Neurasthenia's expansion into public discussion sometimes took the form of reform movements that questioned the conservative cultural values Beard and Mitchell wove into their initial diagnoses. Jane Addams and Charlotte Perkins Gilman provide good examples of this. As part of a women's movement that became increasingly influential as the 19th century came to an end, Addams and Gilman challenged the strict gender roles advocated by Beard and Mitchell. Through speeches and her best-selling account of the settlement house movement, Addams urged the growing ranks of young college women to avoid neurasthenia by dedicating themselves to helping the urban poor. Social work, she argued, would allow them to escape the neurasthenia-inducing doldrums awaiting those who followed Victorian expectations and sequestered themselves within the home.14,15 Gilman believed American housewives followed out-of-date and inefficient work schedules that caused a needless waste of nervous energy. She suggested improving the situation by embracing modernity, redefining women's work, and managing housework along the most up-to-date business models so that women would have the same economic freedoms as men.16,17 In effect, within 30 years of neurasthenia's debut as a diagnosis, Addams and Gilman sought to reverse Beard and Mitchell's conservative cultural message by reframing traditional sensibilities (eg, rigid Victorian gender roles) as the cause of poor health, not the cure.

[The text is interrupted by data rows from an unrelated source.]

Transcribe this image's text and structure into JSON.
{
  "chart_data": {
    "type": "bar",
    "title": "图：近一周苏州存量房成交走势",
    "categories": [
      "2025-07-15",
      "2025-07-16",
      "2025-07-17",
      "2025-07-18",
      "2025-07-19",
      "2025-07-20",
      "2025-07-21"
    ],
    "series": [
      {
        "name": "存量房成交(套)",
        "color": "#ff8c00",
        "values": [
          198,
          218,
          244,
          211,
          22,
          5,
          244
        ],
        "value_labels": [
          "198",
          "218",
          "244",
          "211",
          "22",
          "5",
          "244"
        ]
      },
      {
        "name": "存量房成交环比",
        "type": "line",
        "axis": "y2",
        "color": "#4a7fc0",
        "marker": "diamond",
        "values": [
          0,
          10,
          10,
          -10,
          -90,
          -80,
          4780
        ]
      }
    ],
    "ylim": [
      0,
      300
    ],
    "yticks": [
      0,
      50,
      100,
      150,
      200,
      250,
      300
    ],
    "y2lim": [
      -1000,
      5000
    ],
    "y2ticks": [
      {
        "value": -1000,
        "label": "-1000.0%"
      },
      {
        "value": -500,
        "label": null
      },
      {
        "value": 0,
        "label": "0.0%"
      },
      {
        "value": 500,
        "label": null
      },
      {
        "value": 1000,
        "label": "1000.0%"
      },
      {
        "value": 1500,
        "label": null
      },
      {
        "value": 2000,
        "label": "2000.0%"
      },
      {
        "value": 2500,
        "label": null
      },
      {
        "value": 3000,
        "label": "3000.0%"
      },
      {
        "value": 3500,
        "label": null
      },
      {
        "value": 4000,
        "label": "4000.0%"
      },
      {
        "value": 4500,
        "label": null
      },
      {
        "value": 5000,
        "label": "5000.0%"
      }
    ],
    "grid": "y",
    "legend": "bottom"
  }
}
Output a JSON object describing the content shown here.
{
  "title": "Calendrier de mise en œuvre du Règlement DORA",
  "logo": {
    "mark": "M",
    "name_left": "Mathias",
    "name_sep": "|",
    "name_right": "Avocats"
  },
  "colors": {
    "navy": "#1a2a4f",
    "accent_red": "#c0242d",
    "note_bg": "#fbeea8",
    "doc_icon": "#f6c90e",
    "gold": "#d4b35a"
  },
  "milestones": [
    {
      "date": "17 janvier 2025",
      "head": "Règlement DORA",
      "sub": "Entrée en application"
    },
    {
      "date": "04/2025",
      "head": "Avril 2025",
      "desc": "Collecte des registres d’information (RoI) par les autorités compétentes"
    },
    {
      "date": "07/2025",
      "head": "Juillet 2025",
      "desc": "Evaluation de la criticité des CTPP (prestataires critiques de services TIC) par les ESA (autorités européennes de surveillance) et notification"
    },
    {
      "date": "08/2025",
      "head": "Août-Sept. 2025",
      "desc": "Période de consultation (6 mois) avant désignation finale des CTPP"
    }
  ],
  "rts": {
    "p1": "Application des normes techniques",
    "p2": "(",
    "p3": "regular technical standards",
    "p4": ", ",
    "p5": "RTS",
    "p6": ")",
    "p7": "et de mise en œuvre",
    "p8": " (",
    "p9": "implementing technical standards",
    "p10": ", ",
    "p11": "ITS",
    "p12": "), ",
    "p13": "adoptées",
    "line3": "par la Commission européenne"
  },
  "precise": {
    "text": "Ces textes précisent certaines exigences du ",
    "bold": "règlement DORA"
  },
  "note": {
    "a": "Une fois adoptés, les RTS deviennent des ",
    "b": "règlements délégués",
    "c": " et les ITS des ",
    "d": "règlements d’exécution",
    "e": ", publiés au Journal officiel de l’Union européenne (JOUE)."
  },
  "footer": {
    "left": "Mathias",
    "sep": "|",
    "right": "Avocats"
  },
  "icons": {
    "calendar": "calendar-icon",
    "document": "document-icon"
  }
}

As Addams, Gilman, and their contemporaries redefined neurasthenia according to their personal sensibilities, the diagnosis grew unwieldy, lost much of its practical use, and found itself in need of further refinement. Physicians and the general public began to offer diagnoses for more narrowly defined ailments. For instance, if symptoms targeted the heart and chest, De Costa syndrome might be diagnosed.18 Soldiers during World War I came down with "shell shock," "soldier's heart," and "effort syndrome"—all neurasthenia-esque conditions that had no obvious organic cause but needed to be distinguished from the general neurasthenia commonly associated with overworked businessmen and educated women.19 As early as 1904, neurologist Charles Dana argued that the condition had become too broadly defined and should be phased out in favor of more specific diagnoses adopted from psychiatry.20 Sigmund Freud helped to fuel this psychosomatic shift with his Clark University lectures in 1909.2

Cases of neurasthenia reached a peak near the turn of the 20th century, and by the 1930s fewer and fewer physicians were diagnosing the disease.2 There are a number of explanations for this decline, including modern medicine's abandonment of the "nervous energy" model of health and the rise of Freud's psychoanalysis as a way of explaining and treating psychosomatic disorders. Equally important seems to be neurasthenia's heavy reliance on cultural explanations; developments seen as dramatic and potentially unhealthy a half century before—such as urbanization, the growth of office work, and women's increased participation in society—became more commonplace and were less frequently thought of as unhealthy. Ultimately, neurasthenia fell victim to its own widespread popularity as a cultural phenomenon that made it overly broad and no longer useful to a medical profession increasingly concerned with narrow diagnoses.